A review by the Ohio Department of Job and Family Services found that Wright State University fired Michael Martinsen — the university’s former police chief suspended last year and dismissed in March — “without just cause.”
But a Wright State official cautioned that the ruling is not a comment on any kind of legal claim Martinsen may believe he has against the university.
Martinsen, WSU’s police chief since 2008, was placed on paid administrative leave last year while the university investigated informal complaints made against him alleging a hostile work environment, retaliation and misuse of a university-issued credit card.
Also last September: Two university employees dropped allegations of sexual harassment they had informally made against Martinsen, on the same day he defended himself in a public statement.
Martinsen denied all the charges, agreeing to a polygraph test.
He was ‘relieved of his duties’ on Sept. 16 last year. He was dismissed on March 17, 2014, according to the state.
The state’s review from the Office of Unemployment Compensation is dated July 2.
According to the department’s determination of compensation benefits obtained by this newspaper: “The employer discharged the claimant for stirring up resentment and/or dissatisfaction among other employees. However, it has not been established that the claimant’s actions created an adverse (effect) on the interests of the employer. Ohio’s legal standard that determines if a discharge is without just cause is whether the claimant’s acts, omissions, or course of conduct were such that an ordinary person would find the discharge not justifiable. After a review of the facts, this agency finds that the claimant was discharged without just cause under Section 4141.29(D)(2)(a), Ohio Revised Code.”
WSU released a statement in response to questions from this newspaper, saying: “The university did not oppose the awarding of unemployment benefits (to Martinsen). Mr. Martinsen was an at-will, administrative employee and was terminated in March pursuant to university policy. We wish Mr. Martinsen well in his future endeavors.”
A university spokeswoman said the state’s benefits determination has no bearing “over any claims Mr. Martinsen might have” regarding his employment at WSU.

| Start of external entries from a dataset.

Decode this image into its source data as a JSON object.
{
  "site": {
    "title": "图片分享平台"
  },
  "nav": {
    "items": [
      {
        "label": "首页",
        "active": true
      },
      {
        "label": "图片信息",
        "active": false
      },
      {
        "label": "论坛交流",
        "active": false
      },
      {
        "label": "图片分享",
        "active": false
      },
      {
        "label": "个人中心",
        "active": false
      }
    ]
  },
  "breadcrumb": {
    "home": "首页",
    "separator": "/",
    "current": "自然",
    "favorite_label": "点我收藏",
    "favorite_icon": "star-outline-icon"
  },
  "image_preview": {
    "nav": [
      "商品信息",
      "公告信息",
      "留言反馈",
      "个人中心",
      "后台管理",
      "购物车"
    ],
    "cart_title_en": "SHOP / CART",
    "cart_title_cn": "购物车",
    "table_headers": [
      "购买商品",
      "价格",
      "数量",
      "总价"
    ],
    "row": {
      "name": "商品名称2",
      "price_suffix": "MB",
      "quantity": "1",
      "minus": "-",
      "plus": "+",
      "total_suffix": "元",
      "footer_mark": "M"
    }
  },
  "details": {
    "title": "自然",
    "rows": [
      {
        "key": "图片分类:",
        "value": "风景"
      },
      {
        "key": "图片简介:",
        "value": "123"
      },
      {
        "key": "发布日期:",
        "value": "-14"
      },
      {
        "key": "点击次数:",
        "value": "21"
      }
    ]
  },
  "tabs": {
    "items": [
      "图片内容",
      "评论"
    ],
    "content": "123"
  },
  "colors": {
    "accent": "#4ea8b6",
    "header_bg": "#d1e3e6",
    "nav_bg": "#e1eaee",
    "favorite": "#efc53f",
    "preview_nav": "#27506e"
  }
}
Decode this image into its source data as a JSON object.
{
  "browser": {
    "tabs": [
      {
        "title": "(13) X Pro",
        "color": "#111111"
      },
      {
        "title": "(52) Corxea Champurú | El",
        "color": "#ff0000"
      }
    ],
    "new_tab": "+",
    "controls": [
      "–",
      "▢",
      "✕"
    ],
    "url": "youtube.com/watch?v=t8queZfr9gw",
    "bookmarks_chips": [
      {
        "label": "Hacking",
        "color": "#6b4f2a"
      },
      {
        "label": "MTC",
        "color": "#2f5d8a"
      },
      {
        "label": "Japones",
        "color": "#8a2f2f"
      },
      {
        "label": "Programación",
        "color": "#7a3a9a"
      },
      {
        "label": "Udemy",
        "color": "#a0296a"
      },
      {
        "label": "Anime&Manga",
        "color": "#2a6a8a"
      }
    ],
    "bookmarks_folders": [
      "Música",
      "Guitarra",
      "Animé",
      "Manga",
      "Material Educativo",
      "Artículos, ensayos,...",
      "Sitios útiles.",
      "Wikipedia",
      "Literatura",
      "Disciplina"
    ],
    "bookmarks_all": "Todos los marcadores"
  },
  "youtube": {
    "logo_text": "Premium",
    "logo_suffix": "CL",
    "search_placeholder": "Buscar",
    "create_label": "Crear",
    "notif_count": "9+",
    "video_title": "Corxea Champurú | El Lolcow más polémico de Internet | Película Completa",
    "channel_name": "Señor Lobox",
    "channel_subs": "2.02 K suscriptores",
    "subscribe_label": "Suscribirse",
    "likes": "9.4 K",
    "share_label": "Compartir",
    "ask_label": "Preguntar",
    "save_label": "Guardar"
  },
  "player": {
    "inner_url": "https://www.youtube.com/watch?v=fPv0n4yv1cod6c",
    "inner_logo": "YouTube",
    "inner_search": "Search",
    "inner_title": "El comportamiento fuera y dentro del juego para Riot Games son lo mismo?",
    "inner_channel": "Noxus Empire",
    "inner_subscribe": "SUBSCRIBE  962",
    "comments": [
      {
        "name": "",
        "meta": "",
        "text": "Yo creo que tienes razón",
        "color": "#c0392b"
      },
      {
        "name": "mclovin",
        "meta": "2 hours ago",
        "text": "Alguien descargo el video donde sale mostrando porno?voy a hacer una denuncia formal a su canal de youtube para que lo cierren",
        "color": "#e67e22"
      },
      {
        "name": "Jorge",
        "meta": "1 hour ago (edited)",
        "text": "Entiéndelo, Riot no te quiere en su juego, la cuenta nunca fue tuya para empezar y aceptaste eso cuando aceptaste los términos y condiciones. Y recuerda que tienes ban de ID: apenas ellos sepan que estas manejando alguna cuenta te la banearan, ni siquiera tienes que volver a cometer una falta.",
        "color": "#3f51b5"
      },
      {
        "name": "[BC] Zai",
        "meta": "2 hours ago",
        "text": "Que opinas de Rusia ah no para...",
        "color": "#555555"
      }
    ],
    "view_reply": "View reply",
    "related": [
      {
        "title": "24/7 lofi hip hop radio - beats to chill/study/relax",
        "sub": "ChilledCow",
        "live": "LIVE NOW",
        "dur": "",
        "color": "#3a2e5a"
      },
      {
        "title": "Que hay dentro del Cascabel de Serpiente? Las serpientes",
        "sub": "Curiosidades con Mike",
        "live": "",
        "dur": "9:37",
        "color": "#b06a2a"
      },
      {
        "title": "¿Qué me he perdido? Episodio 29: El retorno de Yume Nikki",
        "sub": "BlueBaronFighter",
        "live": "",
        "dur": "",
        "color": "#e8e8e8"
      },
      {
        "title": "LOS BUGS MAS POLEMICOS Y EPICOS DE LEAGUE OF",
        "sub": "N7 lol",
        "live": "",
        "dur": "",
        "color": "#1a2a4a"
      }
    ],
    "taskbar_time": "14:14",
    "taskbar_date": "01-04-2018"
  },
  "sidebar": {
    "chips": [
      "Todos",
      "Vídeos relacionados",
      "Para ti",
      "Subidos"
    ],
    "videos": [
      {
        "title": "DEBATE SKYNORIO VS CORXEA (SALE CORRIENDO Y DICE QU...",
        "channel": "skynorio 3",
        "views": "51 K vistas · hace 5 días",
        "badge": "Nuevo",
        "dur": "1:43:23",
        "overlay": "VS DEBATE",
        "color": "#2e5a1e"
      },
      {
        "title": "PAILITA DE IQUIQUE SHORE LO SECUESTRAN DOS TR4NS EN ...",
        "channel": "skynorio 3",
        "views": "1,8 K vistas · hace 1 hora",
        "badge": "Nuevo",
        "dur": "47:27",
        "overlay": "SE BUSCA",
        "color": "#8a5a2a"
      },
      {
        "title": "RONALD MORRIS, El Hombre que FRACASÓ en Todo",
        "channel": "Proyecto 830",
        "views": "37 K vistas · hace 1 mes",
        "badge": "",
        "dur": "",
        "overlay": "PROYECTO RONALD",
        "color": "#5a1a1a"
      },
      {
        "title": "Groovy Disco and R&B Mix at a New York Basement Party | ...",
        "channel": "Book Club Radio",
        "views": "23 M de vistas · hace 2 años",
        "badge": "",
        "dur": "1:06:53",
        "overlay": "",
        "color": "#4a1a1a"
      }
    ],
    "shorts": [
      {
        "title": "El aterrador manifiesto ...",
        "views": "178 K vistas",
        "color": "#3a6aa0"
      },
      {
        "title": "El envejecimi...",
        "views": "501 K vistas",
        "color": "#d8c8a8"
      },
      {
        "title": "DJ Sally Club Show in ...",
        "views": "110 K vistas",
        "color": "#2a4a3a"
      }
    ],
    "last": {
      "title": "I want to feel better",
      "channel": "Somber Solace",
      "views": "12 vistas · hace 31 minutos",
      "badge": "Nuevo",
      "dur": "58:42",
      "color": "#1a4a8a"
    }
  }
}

“Mr. Martinsen was terminated because the university decided to go in a different direction,” said Stephanie Gottschlich, a spokeswoman for Wright State.
A spokesman for Ohio Department of Job and Family Services declined to comment on the benefits findings.
At the time WSU placed Martinsen on leave, the university told him in a letter that “the need to investigate is not a reflection upon your integrity, competence or ethics.” But the university said it had a “legal obligation to investigate.”
Martinsen was required to turn in his university-provided weapon, keys and badge, and was told to stay away from campus.
In a interview Monday, Martinsen said it was proven impossible for him to find employment in his professional area. “The Google searches — they’re a death sentence in my line of work.”
Martinsen said he wants an audience with WSU President David Hopkins and university trustees. He said he could file a federal lawsuit “if I wanted to.” But he added: “The absolute decision (on whether to sue the university) hasn’t been made at this time.”